Dell supplies the Streak with a 1530mAh lithium ion battery pack which can be removed and replaced, if necessary. The company does not offer any battery life figures, but we found the Streak typically needed a recharge after a day's testing with WiFi and cellular radios turned on.
Overall, we were impressed with the Streak, which does seem to be more than simply an oversized smartphone. It could appeal to those looking for a device for mobile web access, but the extra screen area also comes in handy for other uses such as reading documents, while it can still make phone calls so you do not have to carry a second device.
With the optional car dock kit, the Streak's 5-inch screen could also see it do duty as a sat-nav device, thanks to Google Maps with its turn-by-turn directions capability.
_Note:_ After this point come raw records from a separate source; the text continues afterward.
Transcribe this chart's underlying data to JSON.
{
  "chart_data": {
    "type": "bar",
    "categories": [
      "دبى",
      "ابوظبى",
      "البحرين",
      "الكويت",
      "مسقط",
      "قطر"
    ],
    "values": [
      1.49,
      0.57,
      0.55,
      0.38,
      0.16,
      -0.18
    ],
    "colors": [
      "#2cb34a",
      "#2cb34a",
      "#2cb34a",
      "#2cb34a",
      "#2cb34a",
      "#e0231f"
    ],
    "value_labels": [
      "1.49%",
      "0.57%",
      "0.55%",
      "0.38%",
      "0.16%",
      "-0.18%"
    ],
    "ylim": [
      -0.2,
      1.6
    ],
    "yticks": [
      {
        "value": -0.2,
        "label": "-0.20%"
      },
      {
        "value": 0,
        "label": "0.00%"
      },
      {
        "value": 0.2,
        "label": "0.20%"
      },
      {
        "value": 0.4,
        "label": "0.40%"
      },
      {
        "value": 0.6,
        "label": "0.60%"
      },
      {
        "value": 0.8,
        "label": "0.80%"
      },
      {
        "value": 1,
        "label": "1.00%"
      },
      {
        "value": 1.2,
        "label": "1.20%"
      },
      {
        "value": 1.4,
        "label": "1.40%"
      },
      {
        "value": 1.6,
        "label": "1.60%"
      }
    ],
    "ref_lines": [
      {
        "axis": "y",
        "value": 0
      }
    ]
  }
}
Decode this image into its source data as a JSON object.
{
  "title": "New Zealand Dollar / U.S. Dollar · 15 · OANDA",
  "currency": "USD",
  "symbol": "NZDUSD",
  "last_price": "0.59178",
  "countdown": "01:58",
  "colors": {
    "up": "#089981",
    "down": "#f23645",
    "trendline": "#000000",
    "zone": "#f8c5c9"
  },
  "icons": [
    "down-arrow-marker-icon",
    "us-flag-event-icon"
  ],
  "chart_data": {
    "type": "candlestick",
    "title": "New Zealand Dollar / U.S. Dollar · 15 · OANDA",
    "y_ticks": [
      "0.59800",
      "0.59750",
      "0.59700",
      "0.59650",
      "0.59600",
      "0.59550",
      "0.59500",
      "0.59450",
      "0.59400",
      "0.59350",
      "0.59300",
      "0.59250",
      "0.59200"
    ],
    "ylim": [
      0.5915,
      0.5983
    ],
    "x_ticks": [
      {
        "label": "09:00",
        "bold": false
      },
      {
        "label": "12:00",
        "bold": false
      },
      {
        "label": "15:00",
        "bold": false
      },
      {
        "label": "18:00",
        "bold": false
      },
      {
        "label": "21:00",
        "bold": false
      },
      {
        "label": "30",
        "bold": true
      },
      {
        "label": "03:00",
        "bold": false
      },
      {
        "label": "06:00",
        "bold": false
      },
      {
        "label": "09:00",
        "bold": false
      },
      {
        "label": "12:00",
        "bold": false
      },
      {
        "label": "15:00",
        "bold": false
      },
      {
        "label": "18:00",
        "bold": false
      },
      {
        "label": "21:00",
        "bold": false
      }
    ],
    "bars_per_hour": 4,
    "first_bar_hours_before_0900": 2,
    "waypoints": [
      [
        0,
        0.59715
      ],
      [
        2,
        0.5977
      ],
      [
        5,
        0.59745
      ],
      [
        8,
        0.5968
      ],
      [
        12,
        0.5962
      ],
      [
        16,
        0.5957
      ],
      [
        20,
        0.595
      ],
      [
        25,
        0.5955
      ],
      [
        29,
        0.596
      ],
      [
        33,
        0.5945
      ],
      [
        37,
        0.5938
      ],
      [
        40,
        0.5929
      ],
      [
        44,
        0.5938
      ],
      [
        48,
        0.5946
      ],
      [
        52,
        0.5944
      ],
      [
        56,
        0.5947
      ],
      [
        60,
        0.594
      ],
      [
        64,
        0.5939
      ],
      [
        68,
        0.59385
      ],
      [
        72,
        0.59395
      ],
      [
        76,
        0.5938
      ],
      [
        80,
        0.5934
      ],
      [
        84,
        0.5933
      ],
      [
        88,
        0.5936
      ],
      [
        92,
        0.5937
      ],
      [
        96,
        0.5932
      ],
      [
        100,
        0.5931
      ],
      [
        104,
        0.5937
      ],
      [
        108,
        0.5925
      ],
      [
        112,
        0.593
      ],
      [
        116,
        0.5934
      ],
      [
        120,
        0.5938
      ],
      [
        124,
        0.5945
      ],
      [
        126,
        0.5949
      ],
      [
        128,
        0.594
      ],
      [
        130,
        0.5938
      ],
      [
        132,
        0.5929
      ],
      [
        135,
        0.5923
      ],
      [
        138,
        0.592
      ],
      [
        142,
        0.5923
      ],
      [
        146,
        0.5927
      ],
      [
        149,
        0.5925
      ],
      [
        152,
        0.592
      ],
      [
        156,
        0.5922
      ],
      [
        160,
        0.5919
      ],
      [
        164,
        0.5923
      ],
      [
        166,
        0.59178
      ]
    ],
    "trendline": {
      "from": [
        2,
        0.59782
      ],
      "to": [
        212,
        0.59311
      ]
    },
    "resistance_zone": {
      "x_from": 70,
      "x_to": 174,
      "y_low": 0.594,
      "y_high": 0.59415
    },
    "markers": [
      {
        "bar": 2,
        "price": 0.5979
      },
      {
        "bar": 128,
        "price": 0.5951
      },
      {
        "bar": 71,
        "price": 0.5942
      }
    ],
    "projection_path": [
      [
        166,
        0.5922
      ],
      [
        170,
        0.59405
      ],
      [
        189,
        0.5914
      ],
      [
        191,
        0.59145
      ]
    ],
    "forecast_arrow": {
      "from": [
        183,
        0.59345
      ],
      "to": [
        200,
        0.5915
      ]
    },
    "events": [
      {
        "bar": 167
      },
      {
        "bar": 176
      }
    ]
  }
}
However, we had one or two concerns with our review unit's lack of responsiveness and losing network connections at times, and we would also be happier recommending the Streak if there was a confirmed date for the promised update to Android 2.2.
If you find smartphone screens a bit cramped for web browsing, the Streak could be the device you're looking for. It provides all the features of an Android smartphone in a larger format, but not so large that it can't be used as a phone as well. µ
Large 5-inch screen for easy reading, feels rugged, powerful specifications.
Android 1.6, cumbersome as a phone, poor on-screen keyboard.